6. Side-by-Side Comparison

p_lin <- ggplot(df_linear, aes(x = fitted, y = residuals)) +
  geom_point(alpha = 0.35, color = "#d73027", size = 1.5) +
  geom_hline(yintercept = 0, linetype = "dashed", linewidth = 0.7) +
  geom_smooth(method = "loess", se = FALSE, color = "#08306b", linewidth = 1.1) +
  labs(title    = "Linear Model",
       subtitle = "U-shape: nonlinearity present",
       x = "Fitted Values", y = "Residuals") +
  theme_minimal(base_size = 12)

p_quad <- ggplot(df_quad, aes(x = fitted, y = residuals)) +
  geom_point(alpha = 0.35, color = "#1a9641", size = 1.5) +
  geom_hline(yintercept = 0, linetype = "dashed", linewidth = 0.7) +
  geom_smooth(method = "loess", se = FALSE, color = "#08306b", linewidth = 1.1) +
  labs(title    = "Quadratic Model",
       subtitle = "Random scatter: good fit",
       x = "Fitted Values", y = "Residuals") +
  theme_minimal(base_size = 12)

grid.arrange(p_lin, p_quad, ncol = 2)

7. Model Comparison

rsq_lin  <- round(summary(model_linear)$r.squared, 4)
rsq_quad <- round(summary(model_quad)$r.squared,   4)
sse_lin  <- round(sum(residuals(model_linear)^2),  2)
sse_quad <- round(sum(residuals(model_quad)^2),    2)

cat("=== Linear Model ===\n")

## === Linear Model ===

cat("  R-squared =", rsq_lin,  "\n")

##   R-squared = 0.6059

cat("  SSE       =", sse_lin,  "\n\n")

##   SSE       = 9385.92

cat("=== Quadratic Model ===\n")

## === Quadratic Model ===

cat("  R-squared =", rsq_quad, "\n")

##   R-squared = 0.6876

cat("  SSE       =", sse_quad, "\n")

##   SSE       = 7442.03

8. Summary and Conclusion

Diagnostic	Linear Model	Quadratic Model
Residual pattern	U-shape (bad)	Random scatter (good)
Nonlinearity missed	Yes	No
R-squared	0.6059	0.6876
SSE	9385.92	7442.03
Verdict	Insufficient	Better fit

Key Takeaway

The Residual vs.
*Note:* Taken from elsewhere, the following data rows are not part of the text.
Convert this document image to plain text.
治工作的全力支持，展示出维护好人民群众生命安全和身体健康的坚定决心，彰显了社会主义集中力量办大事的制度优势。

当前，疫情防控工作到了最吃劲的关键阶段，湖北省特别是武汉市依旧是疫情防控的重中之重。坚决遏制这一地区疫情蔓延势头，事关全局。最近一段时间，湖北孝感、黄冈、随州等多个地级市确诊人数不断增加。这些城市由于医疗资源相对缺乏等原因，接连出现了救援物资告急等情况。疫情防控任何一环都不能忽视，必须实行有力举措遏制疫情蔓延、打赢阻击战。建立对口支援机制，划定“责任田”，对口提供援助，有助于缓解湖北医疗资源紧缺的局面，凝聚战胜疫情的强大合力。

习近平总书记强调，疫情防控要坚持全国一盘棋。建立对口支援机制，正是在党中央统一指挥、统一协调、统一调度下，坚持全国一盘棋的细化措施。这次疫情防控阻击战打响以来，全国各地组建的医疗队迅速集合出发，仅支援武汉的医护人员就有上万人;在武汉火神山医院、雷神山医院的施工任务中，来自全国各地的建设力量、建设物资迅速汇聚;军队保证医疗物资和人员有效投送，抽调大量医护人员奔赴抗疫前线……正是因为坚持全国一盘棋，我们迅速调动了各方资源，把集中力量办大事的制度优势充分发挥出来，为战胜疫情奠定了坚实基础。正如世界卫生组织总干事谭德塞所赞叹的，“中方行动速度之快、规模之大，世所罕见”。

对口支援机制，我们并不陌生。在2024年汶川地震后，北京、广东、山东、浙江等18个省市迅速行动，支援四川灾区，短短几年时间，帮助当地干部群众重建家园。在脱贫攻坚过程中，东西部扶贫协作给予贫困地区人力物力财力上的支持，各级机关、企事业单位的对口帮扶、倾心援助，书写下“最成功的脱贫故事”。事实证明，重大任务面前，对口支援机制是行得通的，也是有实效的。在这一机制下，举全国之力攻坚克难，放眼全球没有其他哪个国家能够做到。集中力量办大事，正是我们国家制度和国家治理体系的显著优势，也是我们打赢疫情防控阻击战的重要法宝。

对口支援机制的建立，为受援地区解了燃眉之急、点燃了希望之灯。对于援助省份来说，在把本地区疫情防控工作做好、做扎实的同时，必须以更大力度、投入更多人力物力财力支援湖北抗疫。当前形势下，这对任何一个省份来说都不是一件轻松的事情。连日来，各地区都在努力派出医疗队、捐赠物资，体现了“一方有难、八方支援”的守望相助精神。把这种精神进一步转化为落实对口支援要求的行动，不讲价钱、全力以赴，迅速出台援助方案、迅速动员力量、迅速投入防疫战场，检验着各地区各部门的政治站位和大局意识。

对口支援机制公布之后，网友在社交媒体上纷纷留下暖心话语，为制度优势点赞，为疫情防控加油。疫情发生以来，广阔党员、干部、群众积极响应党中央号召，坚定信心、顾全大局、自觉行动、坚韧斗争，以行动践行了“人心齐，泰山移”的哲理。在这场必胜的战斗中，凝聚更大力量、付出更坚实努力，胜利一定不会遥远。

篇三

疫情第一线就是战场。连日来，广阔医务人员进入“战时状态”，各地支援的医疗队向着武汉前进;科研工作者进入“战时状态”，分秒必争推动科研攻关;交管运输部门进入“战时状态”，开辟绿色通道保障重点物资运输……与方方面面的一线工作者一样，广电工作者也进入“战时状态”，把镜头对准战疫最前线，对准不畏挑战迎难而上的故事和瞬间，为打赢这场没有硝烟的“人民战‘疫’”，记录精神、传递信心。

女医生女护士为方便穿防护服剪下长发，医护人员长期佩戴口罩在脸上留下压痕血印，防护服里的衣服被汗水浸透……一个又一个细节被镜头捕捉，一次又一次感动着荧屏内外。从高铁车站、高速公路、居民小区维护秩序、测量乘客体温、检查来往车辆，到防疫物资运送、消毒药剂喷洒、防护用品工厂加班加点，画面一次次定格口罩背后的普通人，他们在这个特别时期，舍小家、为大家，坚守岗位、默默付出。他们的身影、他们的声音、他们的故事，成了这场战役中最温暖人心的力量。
Fitted plot is a powerful and simple diagnostic for detecting nonlinearity in regression models.

A U-shape or systematic curve in the residuals means the model is missing a nonlinear trend — the errors are structured, not random.
Adding a polynomial (quadratic) term flattens the residual pattern, reduces SSE, and raises R-squared — confirming the relationship between mpg and horsepower is better described by a curve than a straight line.

Rule of thumb:

If your residuals look random around zero → the model is working well.
If you see a U-shape, arch, or wave → try adding a polynomial or log transformation.